Article is written by Lauren Mullis, LCSW
An excerpt from Brene Brown’s book, ‘Daring Greatly’
“It is not the critic who counts; not the man who points out how the strong man stumbles, or where the doer of deeds could have done them better.
The credit belongs to the man who is actually in the arena, whose face is marred by dust and sweat and blood; who strives valiantly; who errs, who comes short again and again,
Because there is no effort without error and shortcoming; but who does actually strive to do the deeds; who knows great enthusiasm, the great devotions; who spends himself in a worthy cause;
Who at the best knows in the end the triumph of high achievement, and who at worst, if he fails, at least he fails while daring greatly…” (Theodore Roosevelts speech “Citizens in a Republic” sometimes referred to as ‘The Man In The Arena’ 1910)
Brene writes.. “The first time I read this quote, I thought, ‘This is vulnerability…Vulnerability is not knowing victory or defeat, it’s understanding the necessity of both; it’s engaging. It’s being all in…Vulnerability is not a weakness, and uncertainty, risk, and emotional exposure we face every day are not optional… When we spend our lives waiting until we’re perfect or bulletproof before we walk into the arena, we ultimately sacrifice relationships and opportunities that may not be recoverable, we squander precious time, and we turn our backs on our gifts, those that only we can make… We must dare to show up and let ourselves be seen. This is vulnerability. This is daring greatly.”

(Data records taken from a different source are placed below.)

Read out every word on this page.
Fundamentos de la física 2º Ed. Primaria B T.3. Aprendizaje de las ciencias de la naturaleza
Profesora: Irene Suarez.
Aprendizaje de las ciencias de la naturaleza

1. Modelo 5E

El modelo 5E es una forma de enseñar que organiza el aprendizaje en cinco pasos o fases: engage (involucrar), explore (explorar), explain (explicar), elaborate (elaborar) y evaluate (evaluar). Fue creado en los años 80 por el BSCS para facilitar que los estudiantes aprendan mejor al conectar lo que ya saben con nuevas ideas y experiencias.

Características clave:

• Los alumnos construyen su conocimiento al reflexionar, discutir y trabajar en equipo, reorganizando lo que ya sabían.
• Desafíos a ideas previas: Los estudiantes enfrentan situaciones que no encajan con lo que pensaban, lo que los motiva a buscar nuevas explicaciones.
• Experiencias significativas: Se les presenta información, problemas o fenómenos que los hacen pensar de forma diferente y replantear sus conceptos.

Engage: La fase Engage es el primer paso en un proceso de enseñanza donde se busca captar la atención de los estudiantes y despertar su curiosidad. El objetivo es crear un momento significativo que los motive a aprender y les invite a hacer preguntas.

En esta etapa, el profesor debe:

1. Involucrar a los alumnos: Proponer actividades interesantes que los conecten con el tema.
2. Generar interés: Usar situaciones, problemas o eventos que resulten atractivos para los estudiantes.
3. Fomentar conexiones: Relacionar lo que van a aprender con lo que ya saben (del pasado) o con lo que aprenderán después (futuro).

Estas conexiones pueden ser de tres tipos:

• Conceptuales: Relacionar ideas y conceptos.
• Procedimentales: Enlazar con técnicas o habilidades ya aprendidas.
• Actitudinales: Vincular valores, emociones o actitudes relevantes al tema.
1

When I was asked to share my view of my mother dealing with cancer and how she’s taken the world by storm by helping others, I just didn’t know how to articulate what I’ve learned and what she has modeled for me. This is it. It’s about courage. It’s about vulnerability. It’s about Daring Greatly. My mother was diagnosed with ovarian cancer a little over ten years ago. She has encountered one nasty surgery, numerous chemotherapy treatments, one recurrence … developed hundreds of new relationships, lost many of her closest friends due to the “C Monster”, and through it all, she finds JOY. Mom often uses the phrase “expect miracles”… she does not let cancer rob her of enjoying her life and she is determined to get something fun out of everyday. Finding joy, having fun, and living fully is what she views as a miracle… every single day. She has taught me that nobody’s journey is easy and we all have to fight hard to live authentically and allow ourselves to be vulnerable. When we allow ourselves to be vulnerable and “walk through open doors” (her words, not mine), we can experience joy and a life of contentment.

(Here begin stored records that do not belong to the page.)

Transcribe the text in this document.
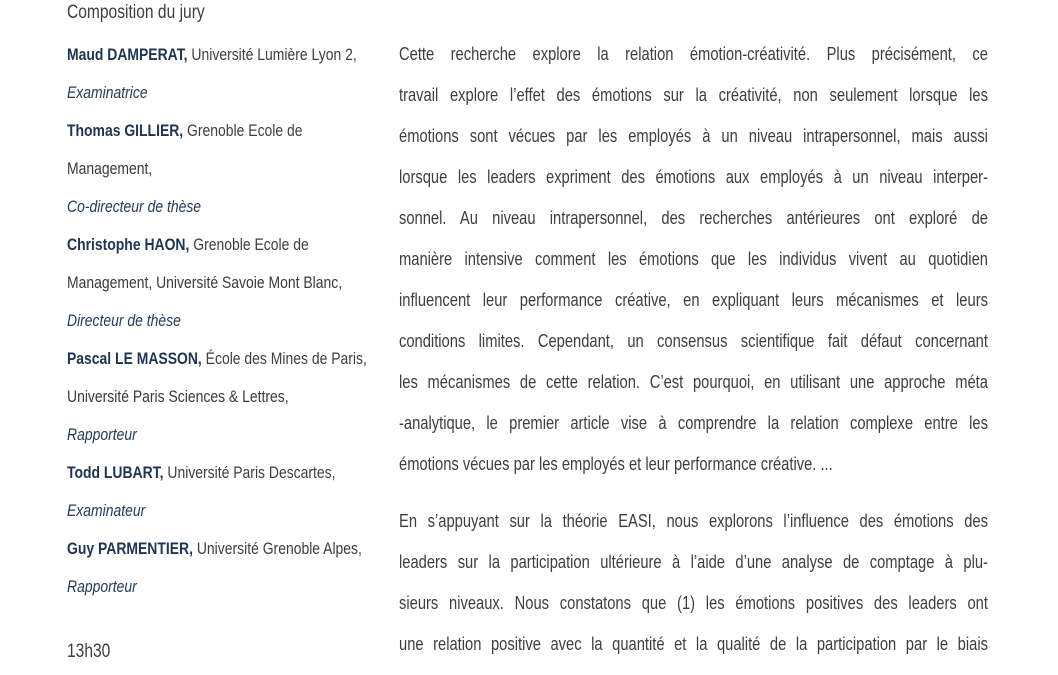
Composition du jury
Maud DAMPERAT, Université Lumière Lyon 2,
Examinatrice
Thomas GILLIER, Grenoble Ecole de
Management,
Co-directeur de thèse
Christophe HAON, Grenoble Ecole de
Management, Université Savoie Mont Blanc,
Directeur de thèse
Pascal LE MASSON, École des Mines de Paris,
Université Paris Sciences & Lettres,
Rapporteur
Todd LUBART, Université Paris Descartes,
Examinateur
Guy PARMENTIER, Université Grenoble Alpes,
Rapporteur
13h30
Cette recherche explore la relation émotion-créativité. Plus précisément, ce
travail explore l’effet des émotions sur la créativité, non seulement lorsque les
émotions sont vécues par les employés à un niveau intrapersonnel, mais aussi
lorsque les leaders expriment des émotions aux employés à un niveau interper-
sonnel. Au niveau intrapersonnel, des recherches antérieures ont exploré de
manière intensive comment les émotions que les individus vivent au quotidien
influencent leur performance créative, en expliquant leurs mécanismes et leurs
conditions limites. Cependant, un consensus scientifique fait défaut concernant
les mécanismes de cette relation. C’est pourquoi, en utilisant une approche méta
-analytique, le premier article vise à comprendre la relation complexe entre les
émotions vécues par les employés et leur performance créative. ...
En s’appuyant sur la théorie EASI, nous explorons l’influence des émotions des
leaders sur la participation ultérieure à l’aide d’une analyse de comptage à plu-
sieurs niveaux. Nous constatons que (1) les émotions positives des leaders ont
une relation positive avec la quantité et la qualité de la participation par le biais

Through our experience, I’ve been called to work in Cancer Care as a Licensed Clinical Social Worker. Although I am blessed to dig deep, and learn from so many survivors and caregivers about how to live authentic, embrace vulnerability, and find purpose and meaning…. Nothing compares to the lessons I’ve learned from my personal experience as a daughter. It’s hard to explain the bond between mother and daughter. I love laughing with her, hearing about all her adventures (walking through every “open door”), knowing I can talk to her every day, and above all learning how to be a courageous woman just like her.

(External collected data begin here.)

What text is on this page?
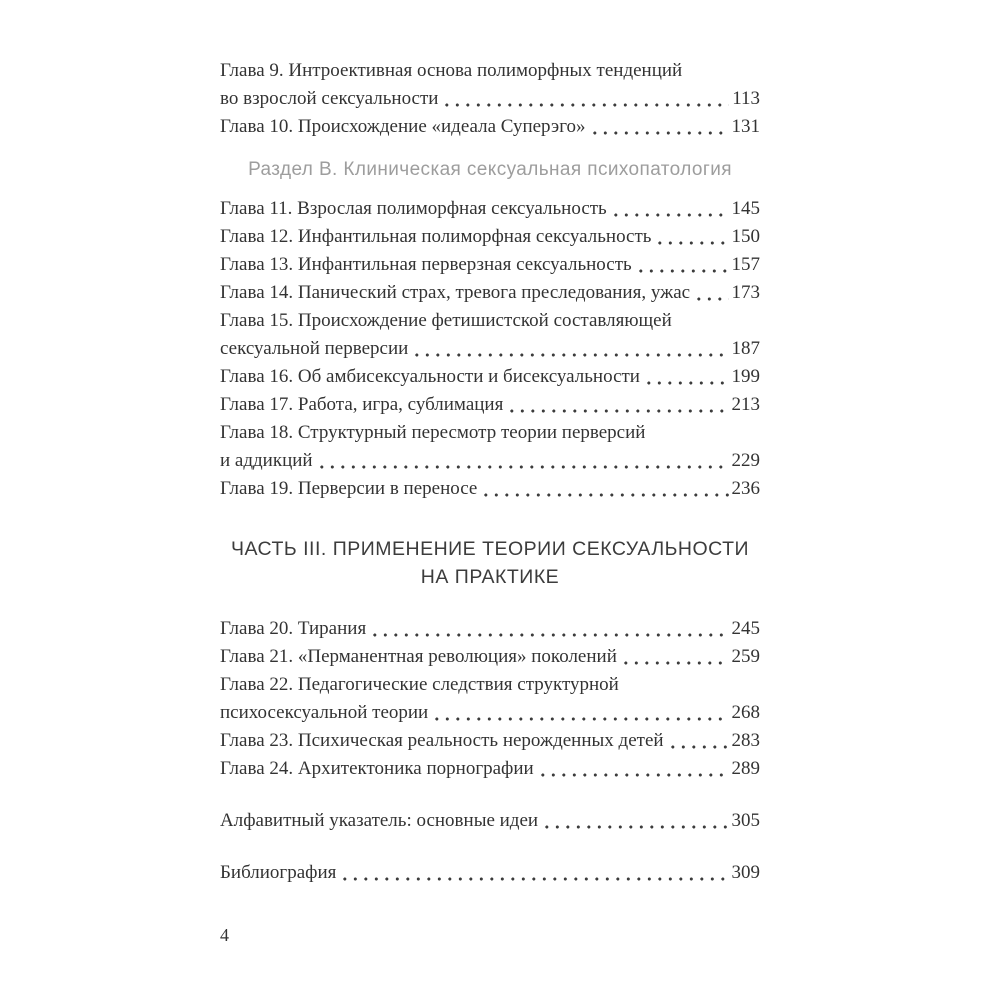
Глава 9. Интроективная основа полиморфных тенденций
во взрослой сексуальности	113
Глава 10. Происхождение «идеала Суперэго»	131
Раздел В. Клиническая сексуальная психопатология
Глава 11. Взрослая полиморфная сексуальность	145
Глава 12. Инфантильная полиморфная сексуальность	150
Глава 13. Инфантильная перверзная сексуальность	157
Глава 14. Панический страх, тревога преследования, ужас 173
Глава 15. Происхождение фетишистской составляющей
сексуальной перверсии	187
Глава 16. Об амбисексуальности и бисексуальности	199
Глава 17. Работа, игра, сублимация	213
Глава 18. Структурный пересмотр теории перверсий
и аддикций	229
Глава 19. Перверсии в переносе	236
ЧАСТЬ III. ПРИМЕНЕНИЕ ТЕОРИИ СЕКСУАЛЬНОСТИ
НА ПРАКТИКЕ
Глава 20. Тирания	245
Глава 21. «Перманентная революция» поколений	259
Глава 22. Педагогические следствия структурной
психосексуальной теории	268
Глава 23. Психическая реальность нерожденных детей	283
Глава 24. Архитектоника порнографии	289
Алфавитный указатель: основные идеи	305
Библиография	309
4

Lauren obtained a Child Development undergraduate degree and Masters of Clinical Social Work degree from Appalachian State University. She also has a certification in Clinical Social Work Oncology. She currently provides counseling and manages support programs at Cone Health Cancer Center in Greensboro, NC.
Her mother, Patsy Hinson, was diagnosed with advanced ovarian cancer in 2006 and had a recurrence of cancer in 2009. Following her diagnosis, she pursued genetic testing and was found positive for the BRCA2 genetic mutation. Subsequently, Lauren also tested positive for the mutation. As a survivor, Patsy has developed strong relationships supporting fellow survivors and educating healthcare professionals on the personal impact of a cancer diagnosis.
Advocacy “runs in the family” and both Patsy and Lauren are active in the advocacy community organizing support groups, advocating for research to find a cure, helping survivors access needed resources and more.
Lauren and her mother love the adventures of travel and thrift shopping.